The popularity of “Succession” has turned Jeremy Strong into one of the most recognizable actors on the planet. But Strong’s rise to acting stardom has also been accompanied by its fair share of scrutiny surrounding his unorthodox acting process. A 2021 profile in The New Yorker was particularly controversial, highlighting the great lengths that Strong has gone to get into character, including asking to be tear gassed in preparation for his role in “The Trial of the Chicago 7.”
That article prompted plenty of discourse about Strong and the merits of what has come to be colloquially known as method acting (though Strong’s approach differs significantly from the original definition of the term). Many celebrities have come to Strong’s defense, while others have opened up about their lack of respect for method acting.

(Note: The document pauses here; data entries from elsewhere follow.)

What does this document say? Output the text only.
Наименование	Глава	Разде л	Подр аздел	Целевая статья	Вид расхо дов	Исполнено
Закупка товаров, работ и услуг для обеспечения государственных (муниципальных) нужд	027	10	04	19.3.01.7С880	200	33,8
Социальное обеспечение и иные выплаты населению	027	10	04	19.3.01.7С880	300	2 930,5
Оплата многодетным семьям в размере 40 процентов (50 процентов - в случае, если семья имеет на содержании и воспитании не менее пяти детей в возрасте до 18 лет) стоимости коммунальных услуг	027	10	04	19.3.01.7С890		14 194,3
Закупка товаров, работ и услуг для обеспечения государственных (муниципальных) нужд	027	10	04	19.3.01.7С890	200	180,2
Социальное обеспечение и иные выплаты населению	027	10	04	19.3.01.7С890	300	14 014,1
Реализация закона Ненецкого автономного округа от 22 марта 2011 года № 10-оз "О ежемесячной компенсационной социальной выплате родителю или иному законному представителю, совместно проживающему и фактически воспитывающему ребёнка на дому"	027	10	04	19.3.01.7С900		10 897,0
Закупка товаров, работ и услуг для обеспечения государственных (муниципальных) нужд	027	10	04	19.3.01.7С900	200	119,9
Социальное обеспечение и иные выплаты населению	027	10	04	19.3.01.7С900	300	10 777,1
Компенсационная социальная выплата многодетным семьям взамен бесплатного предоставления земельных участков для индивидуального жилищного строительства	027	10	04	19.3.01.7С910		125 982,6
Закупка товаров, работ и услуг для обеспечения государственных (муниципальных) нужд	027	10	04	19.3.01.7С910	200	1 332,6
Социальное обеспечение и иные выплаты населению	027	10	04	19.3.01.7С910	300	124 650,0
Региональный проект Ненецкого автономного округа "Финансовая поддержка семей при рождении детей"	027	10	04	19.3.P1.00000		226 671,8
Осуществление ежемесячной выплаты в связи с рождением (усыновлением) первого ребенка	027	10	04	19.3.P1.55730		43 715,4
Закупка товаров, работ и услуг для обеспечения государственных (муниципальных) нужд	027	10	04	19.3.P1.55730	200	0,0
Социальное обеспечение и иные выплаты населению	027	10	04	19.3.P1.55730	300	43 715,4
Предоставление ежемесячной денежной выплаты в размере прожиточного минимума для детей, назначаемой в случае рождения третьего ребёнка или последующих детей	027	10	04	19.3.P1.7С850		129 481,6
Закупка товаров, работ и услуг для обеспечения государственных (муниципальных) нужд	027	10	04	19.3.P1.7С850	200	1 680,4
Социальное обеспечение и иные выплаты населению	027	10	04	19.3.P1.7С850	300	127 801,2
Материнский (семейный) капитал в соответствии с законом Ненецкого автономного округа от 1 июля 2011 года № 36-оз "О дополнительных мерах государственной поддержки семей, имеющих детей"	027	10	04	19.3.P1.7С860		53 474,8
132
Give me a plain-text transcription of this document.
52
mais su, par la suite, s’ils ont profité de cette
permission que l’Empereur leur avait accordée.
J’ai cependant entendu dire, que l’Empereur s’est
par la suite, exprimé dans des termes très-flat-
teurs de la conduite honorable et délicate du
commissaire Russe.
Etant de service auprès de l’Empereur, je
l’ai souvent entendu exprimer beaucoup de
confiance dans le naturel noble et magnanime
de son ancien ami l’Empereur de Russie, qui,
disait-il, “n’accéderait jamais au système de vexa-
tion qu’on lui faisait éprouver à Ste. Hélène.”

Strong isn’t particularly happy about any of it. Speaking to Vanity Fair from the Telluride Film Festival, where he is on hand to promote James Gray’s “Armageddon Time,” Strong expressed some regret about the infamous profile. While he still stands by his acting process, the “Succession” star believes that the discourse surrounding the piece ultimately served as an unnecessary distraction.
“[The profile] ultimately said more about the person writing it and their perspective, which is a valid perspective, than it did about who I feel I am and what I’m about,” Strong said. “The noise and the fog after it: I think it’s something that, I guess, what I care about ultimately is trying to feel as free as possible as an actor. Part of that is trying to insulate yourself from all of that, and what people might say about you or think about you. You have to free yourself from that. It was painful. I felt foolish. As an actor, one of the most vital secret weapons that you can have is the ability to tolerate feeling foolish.”
Still, no amount of media attention is going to compel Strong to change his ways. He believes that method acting allows him to do his best work and sees no reason to change that to appease his critics.
“At the end of the day, it’s quite simple,” he said. “You do all this stuff so that you can work as unconsciously as possible. When you’re working on the frontier of your unconscious, I think good work is possible. There’s really not much you can say about that because it’s your unconscious. All that stuff, I have to treat it as vapor and mist. It’s not really relevant to the work.”